J’ai envie de vous raconter Stéphanie, parce qu’elle EST Stéphanie. Une femme magnifique de 46 ans; plutôt grande, des yeux d’un bleu infini et si profond qu’ils en étaient ensorceleurs. Une voix un soupçon rauque qui en imposait, et son rire cristallin déferlait sur nos conversations. Elle s’habillait sexy (très), se moquait souvent gentiment de moi en me disant que je m’habillais en « matante ». L’un de ses surnoms était Fergie, parce qu’elle lui ressemblait, elle changeait elle aussi de couleur de cheveux souvent.

Mon amie Stéphanie ne faisait pas les choses à moitié.
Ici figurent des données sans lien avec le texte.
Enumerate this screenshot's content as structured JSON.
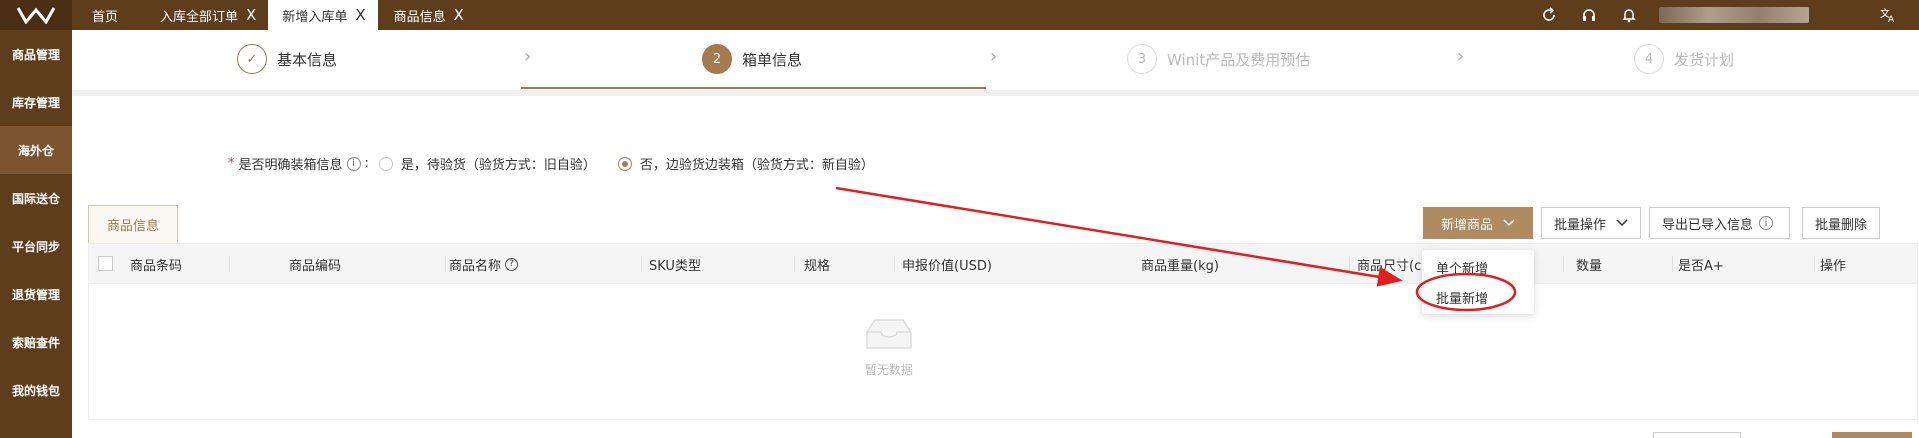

Pour elle, pas de demi-mesure. Elle aimait ou elle détestait, on l’aimait ou on la détestait. Elle était solitaire, passant beaucoup de temps seule dans sa chambre, mais aussi, elle avait des centaines, voire des milliers d’amis avec qui elle discutait par vidéo pendant des heures. Elle avait trois enfants et deux petites filles; il fallait entendre comment cette maman louve parlait d’eux. J’aurais eu peur pour le malheureux qui aurait osé leur faire du mal. Elle était capable du meilleur par amour, mais aussi du pire par amour.

Stéphanie parlait fort, parlait vrai.

Elle était mal engueulée et parlait cru (elle se sera moquée encore oh combien souvent de me faire rougir de ses mots seulement). Elle s’acceptait comme elle était, et elle aura essayé de m’aider à avoir confiance en moi. Elle n’avait pas été à l’école longtemps et ce n’est pas par manque d’intelligence, mais plutôt parce qu’elle vivait mal à l’intérieur de cadres préétablis.  J’ai plusieurs messages de ma belle amie sur mon répondeur, je ne suis pas capable de les supprimer… Je ne suis pas capable de la laisser partir complètement…
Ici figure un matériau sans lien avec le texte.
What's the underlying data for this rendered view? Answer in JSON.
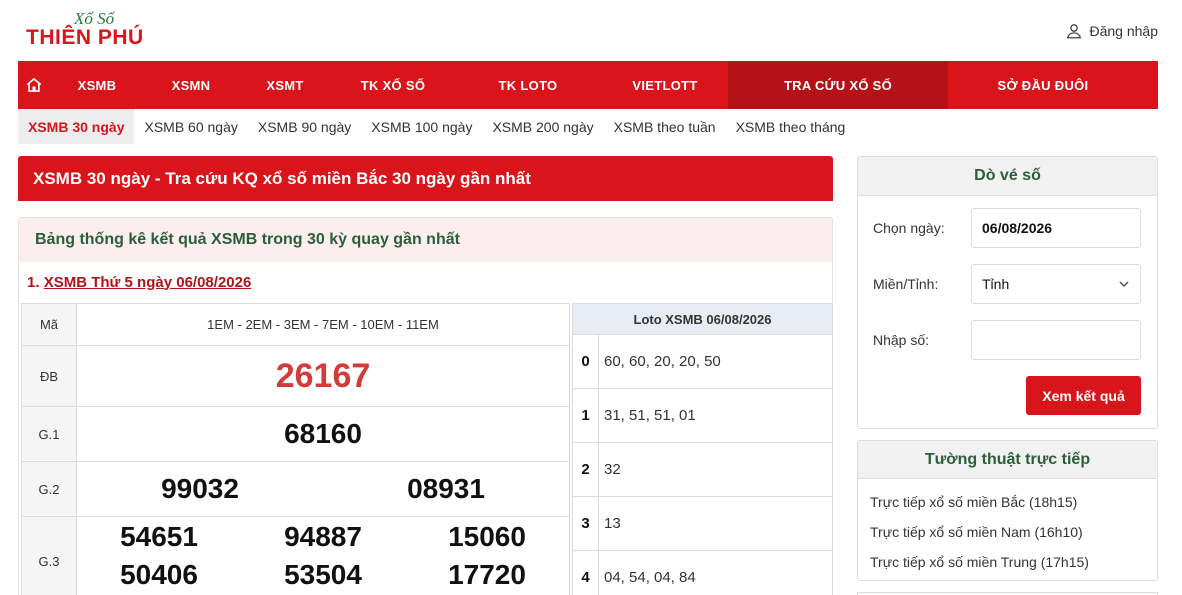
{
  "header": {
    "logo_top": "Xổ Số",
    "logo_main": "THIÊN PHÚ",
    "login_label": "Đăng nhập"
  },
  "nav": {
    "items": [
      {
        "label": "XSMB"
      },
      {
        "label": "XSMN"
      },
      {
        "label": "XSMT"
      },
      {
        "label": "TK XỔ SỐ"
      },
      {
        "label": "TK LOTO"
      },
      {
        "label": "VIETLOTT"
      },
      {
        "label": "TRA CỨU XỔ SỐ"
      },
      {
        "label": "SỞ ĐẦU ĐUÔI"
      }
    ],
    "active_index": 6
  },
  "subnav": {
    "items": [
      {
        "label": "XSMB 30 ngày"
      },
      {
        "label": "XSMB 60 ngày"
      },
      {
        "label": "XSMB 90 ngày"
      },
      {
        "label": "XSMB 100 ngày"
      },
      {
        "label": "XSMB 200 ngày"
      },
      {
        "label": "XSMB theo tuần"
      },
      {
        "label": "XSMB theo tháng"
      }
    ],
    "active_index": 0
  },
  "main": {
    "banner_title": "XSMB 30 ngày - Tra cứu KQ xổ số miền Bắc 30 ngày gần nhất",
    "panel_title": "Bảng thống kê kết quả XSMB trong 30 kỳ quay gần nhất",
    "day_prefix": "1.",
    "day_link": "XSMB Thứ 5 ngày 06/08/2026",
    "results": {
      "code_label": "Mã",
      "codes": "1EM - 2EM - 3EM - 7EM - 10EM - 11EM",
      "db_label": "ĐB",
      "db": "26167",
      "g1_label": "G.1",
      "g1": "68160",
      "g2_label": "G.2",
      "g2": [
        "99032",
        "08931"
      ],
      "g3_label": "G.3",
      "g3": [
        "54651",
        "94887",
        "15060",
        "50406",
        "53504",
        "17720"
      ]
    },
    "loto": {
      "title": "Loto XSMB 06/08/2026",
      "rows": [
        {
          "head": "0",
          "tails": "60, 60, 20, 20, 50"
        },
        {
          "head": "1",
          "tails": "31, 51, 51, 01"
        },
        {
          "head": "2",
          "tails": "32"
        },
        {
          "head": "3",
          "tails": "13"
        },
        {
          "head": "4",
          "tails": "04, 54, 04, 84"
        }
      ]
    }
  },
  "sidebar": {
    "check_title": "Dò vé số",
    "date_label": "Chọn ngày:",
    "date_value": "06/08/2026",
    "region_label": "Miền/Tỉnh:",
    "region_value": "Tỉnh",
    "number_label": "Nhập số:",
    "number_value": "",
    "submit_label": "Xem kết quả",
    "live_title": "Tường thuật trực tiếp",
    "live_items": [
      {
        "label": "Trực tiếp xổ số miền Bắc (18h15)"
      },
      {
        "label": "Trực tiếp xổ số miền Nam (16h10)"
      },
      {
        "label": "Trực tiếp xổ số miền Trung (17h15)"
      }
    ]
  },
  "colors": {
    "brand_red": "#d9151b",
    "nav_active": "#b51217",
    "heading_green": "#2b5e3a",
    "special_prize": "#d33b3b"
  }
}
La vie fait les choses à sa façon parfois, peut-être nous serons-nous éloignées dans les dernières semaines pour me permettre de m’habituer à sa grande envolée. Depuis qu’elle est partie, elle est omniprésente dans mes pensées… Je pense à sa grande Alex nouvellement maman, à sa belle Molly de qui elle était si fière, et à son jeune Kingston qui lui aura manqué souvent. Je ne les connaissais pas « en vrai », mais mon amie m’aura fait entrer dans sa vie de façon telle que je savais très bien qui ils étaient.

J’ai l’amitié en berne…

Elle était forte, intelligente, volontaire, passionnée, drôle, intense, dégourdie, vraie, amicale, compréhensive, déterminée, originale, ouverte, tenace, spontanée, sociable. Et parfois elle était aussi, fragile, triste, brisée… C’était mon amie Stéphanie, et maintenant elle n’est plus là… Mais je m’efforce de la garder vivante dans mon cœur et la prochaine fois que mon garçon de 8 ans me demandera comment va « ma vraiment belle amie », je lui dirai que maintenant elle est une étoile, et que j’espère que d’où elle est, elle sait combien nous étions plusieurs à l’aimer.